It’s been 18 months since the place we called home for 20 years went up in smoke and last week we finally went back to pay a visit. We had sold our share of the property some years ago but the memories of 20 years of living in this beautiful but dangerous part of the world are strong, after all we transformed the bushland to a home with gardens, sheds, dams and animals (pigs, chooks, ferrets, guinea pigs and dogs) and interacted with lots of native animals, birds and insects. The children ran wild over 150 acres – they built cubbies, drove paddock bombs, caught yabbies and yellow belly fish (golden perch) as well as skinks, tadpoles and an assortment of lizards. The house had large windows to take advantage of the light and bush views but birds often hit the windows too and we became adept at caring for them until they regained their equilibrium. There were hundreds of different birds and we learnt all about them – the tiny black and red mistletoe bird, those beautiful finches that nested in the ground and the large noisy, egg and tomato stealing currawongs. We could hear the deep grunting the koalas made but didn’t see them often, but we saw plenty of kangaroos, wallabies, possums, echidnas as well as snakes. We had a large vegetable garden and many fruit trees but it was definitely a challenge sharing the produce with the birds, kangaroos and possums. There were weddings – including our own – many birthday and new year’s eve parties (renowned for water fights – children vs adults) and other social events. I taught Reiki there and did many remedial massages – it was incredible that my clients would travel on dusty, bumpy or muddy and slippery roads for a treatment. It was a truly wonderful place for a young family to live but every summer I was anxious about fires and snakes; we had a few close encounters with fires and snakes but we were lucky not be living there when the property experienced the catastropic fire 18 months ago.
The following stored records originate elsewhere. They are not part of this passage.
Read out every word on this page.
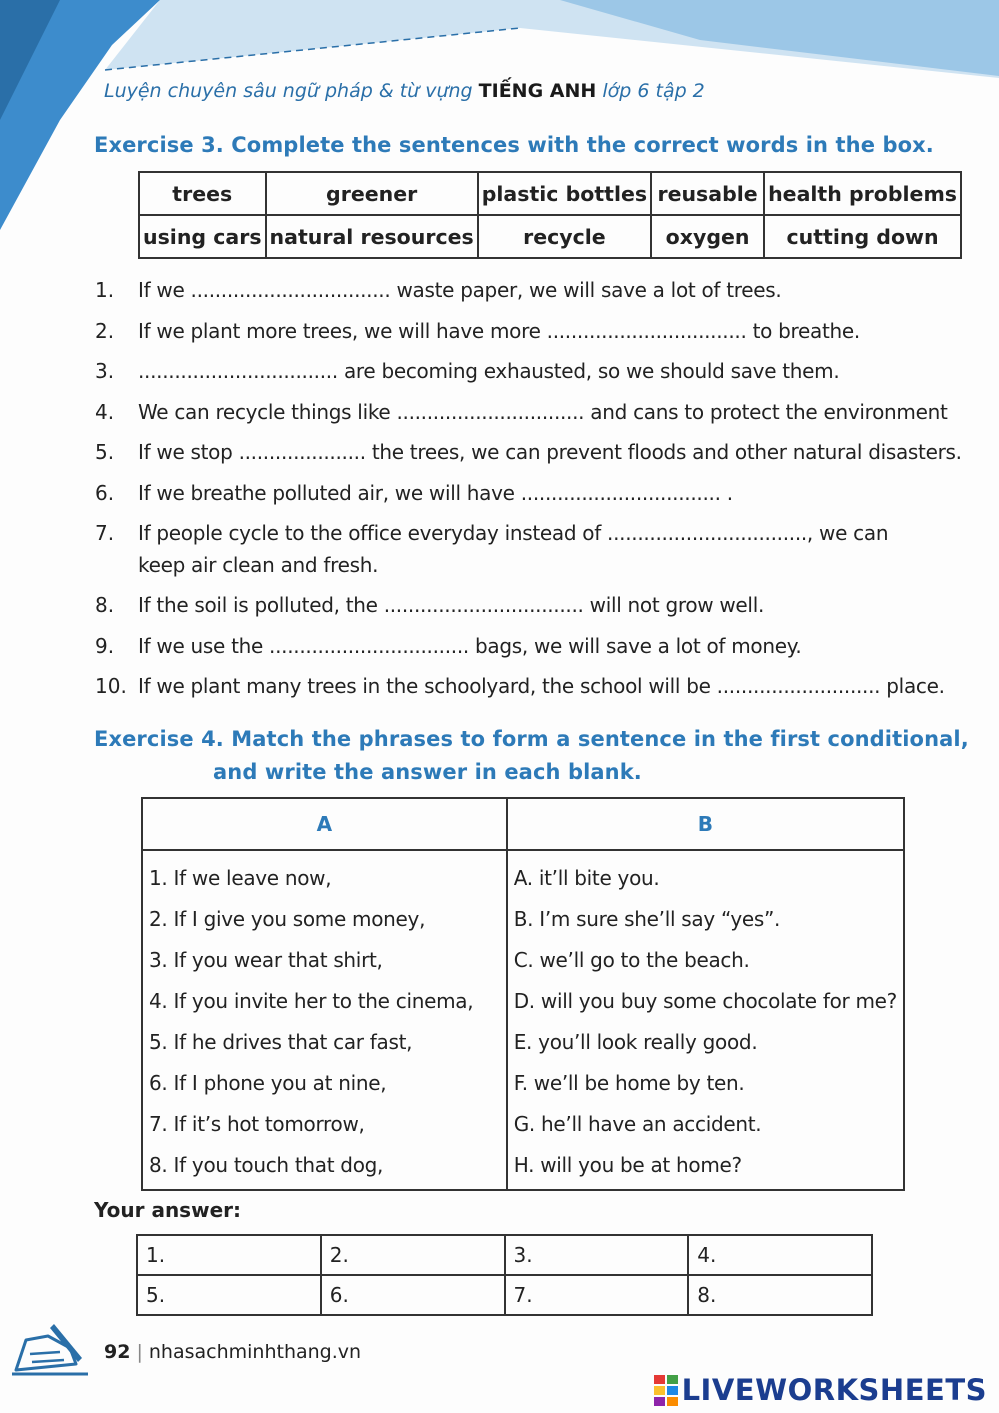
Luyện chuyên sâu ngữ pháp & từ vựng TIẾNG ANH lớp 6 tập 2
Exercise 3. Complete the sentences with the correct words in the box.
trees	greener	plastic bottles	reusable	health problems
using cars	natural resources	recycle	oxygen	cutting down
1.	If we ................................. waste paper, we will save a lot of trees.
2.	If we plant more trees, we will have more ................................. to breathe.
3.	................................. are becoming exhausted, so we should save them.
4.	We can recycle things like ............................... and cans to protect the environment
5.	If we stop ..................... the trees, we can prevent floods and other natural disasters.
6.	If we breathe polluted air, we will have ................................. .
7.	If people cycle to the office everyday instead of ................................., we can keep air clean and fresh.
8.	If the soil is polluted, the ................................. will not grow well.
9.	If we use the ................................. bags, we will save a lot of money.
10. If we plant many trees in the schoolyard, the school will be ........................... place.
Exercise 4. Match the phrases to form a sentence in the first conditional,
and write the answer in each blank.
A	B
1. If we leave now,	A. it’ll bite you.
2. If I give you some money,	B. I’m sure she’ll say “yes”.
3. If you wear that shirt,	C. we’ll go to the beach.
4. If you invite her to the cinema,	D. will you buy some chocolate for me?
5. If he drives that car fast,	E. you’ll look really good.
6. If I phone you at nine,	F. we’ll be home by ten.
7. If it’s hot tomorrow,	G. he’ll have an accident.
8. If you touch that dog,	H. will you be at home?
Your answer:
1.	2.	3.	4.
5.	6.	7.	8.
92 | nhasachminhthang.vn
LIVEWORKSHEETS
I had heard about the Australian bush’s ability to regenerate post a fire but until I saw it with my own eyes I would not have believed the extent to which this is true. Yes many trees died and the survivors have that weird new growth sprouting out all over the tree but the amount of new trees sprouting up where none were before is incredible, there are millions of gums, wattles and other shrubs there now. We walked around trying to find landmarks – the chimney footings, bits of tile and contorted shapes of glass and metal. I was more interested in what survived in the garden and found many young seedlings of shrubs and trees we had planted, it became clear why some plants are pests in the australian bush when you see just how well they do compared to native plants (I refer to agapanthus and periwinkle).
The property will be vastly different from now on – another phase of life has commenced.